Even though our model doesn’t fulfill 4 assumptions of Regression Models, it all depends on business case whether to accept or tunning this current model. For now, we will hold with this because it’s still tolerable, which model3 has fulfilled two of four assumptions : linearity and no multicollinearity.

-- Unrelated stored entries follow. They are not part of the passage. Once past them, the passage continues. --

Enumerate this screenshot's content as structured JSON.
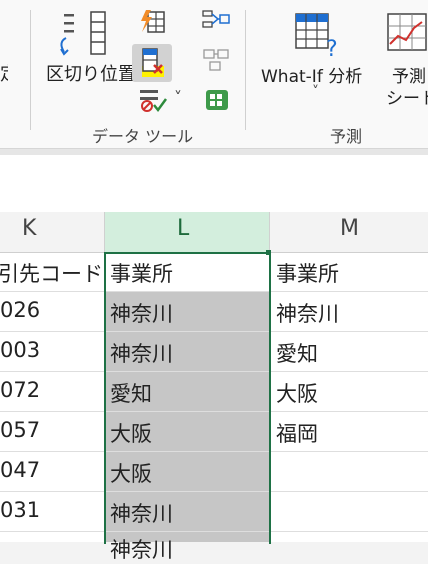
{
  "ribbon": {
    "edge_label_partial": "定",
    "text_to_columns_label": "区切り位置",
    "what_if_label": "What-If 分析",
    "what_if_chevron": "˅",
    "forecast_label_line1": "予測",
    "forecast_label_line2": "シート",
    "group_data_tools": "データ ツール",
    "group_forecast": "予測",
    "small_chevron": "˅"
  },
  "columns": {
    "k": "K",
    "l": "L",
    "m": "M"
  },
  "rows": [
    {
      "k": "引先コード",
      "l": "事業所",
      "m": "事業所"
    },
    {
      "k": "026",
      "l": "神奈川",
      "m": "神奈川"
    },
    {
      "k": "003",
      "l": "神奈川",
      "m": "愛知"
    },
    {
      "k": "072",
      "l": "愛知",
      "m": "大阪"
    },
    {
      "k": "057",
      "l": "大阪",
      "m": "福岡"
    },
    {
      "k": "047",
      "l": "大阪",
      "m": ""
    },
    {
      "k": "031",
      "l": "神奈川",
      "m": ""
    },
    {
      "k": "",
      "l": "神奈川",
      "m": ""
    }
  ]
}
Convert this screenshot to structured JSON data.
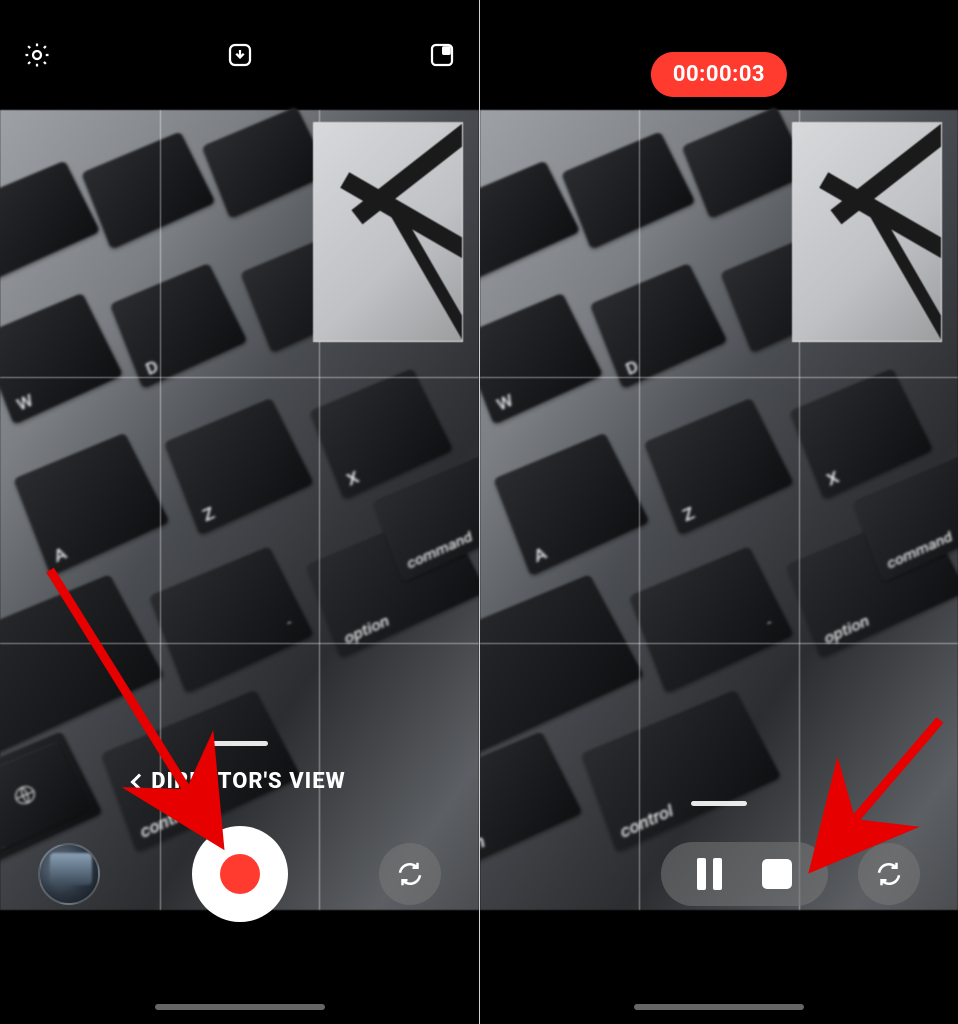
{
  "left": {
    "toolbar": {
      "settings_icon": "gear-icon",
      "save_icon": "download-tray-icon",
      "layout_icon": "pip-layout-icon"
    },
    "mode_label": "DIRECTOR'S VIEW",
    "controls": {
      "gallery_thumb": "gallery-thumbnail",
      "record": "record",
      "switch_camera": "switch-camera"
    }
  },
  "right": {
    "recording_time": "00:00:03",
    "controls": {
      "pause": "pause",
      "stop": "stop",
      "switch_camera": "switch-camera"
    }
  },
  "colors": {
    "record_red": "#ff3b30"
  }
}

Furthermore, model3 with predictors : GRE.Score, TOEFL.Score, LOR, CGPA has quite good performance. First, we can analyze from adjusted R squared value, with 78.60% variance of Chance.of.Admit explained by those predictors variables in model3. The models accuracy for predicting target in data test is measured by a low number of error. In this case, we use MAPE for training data, it is about 0.24% and testing data has a significant improvement with 0.075% for errors.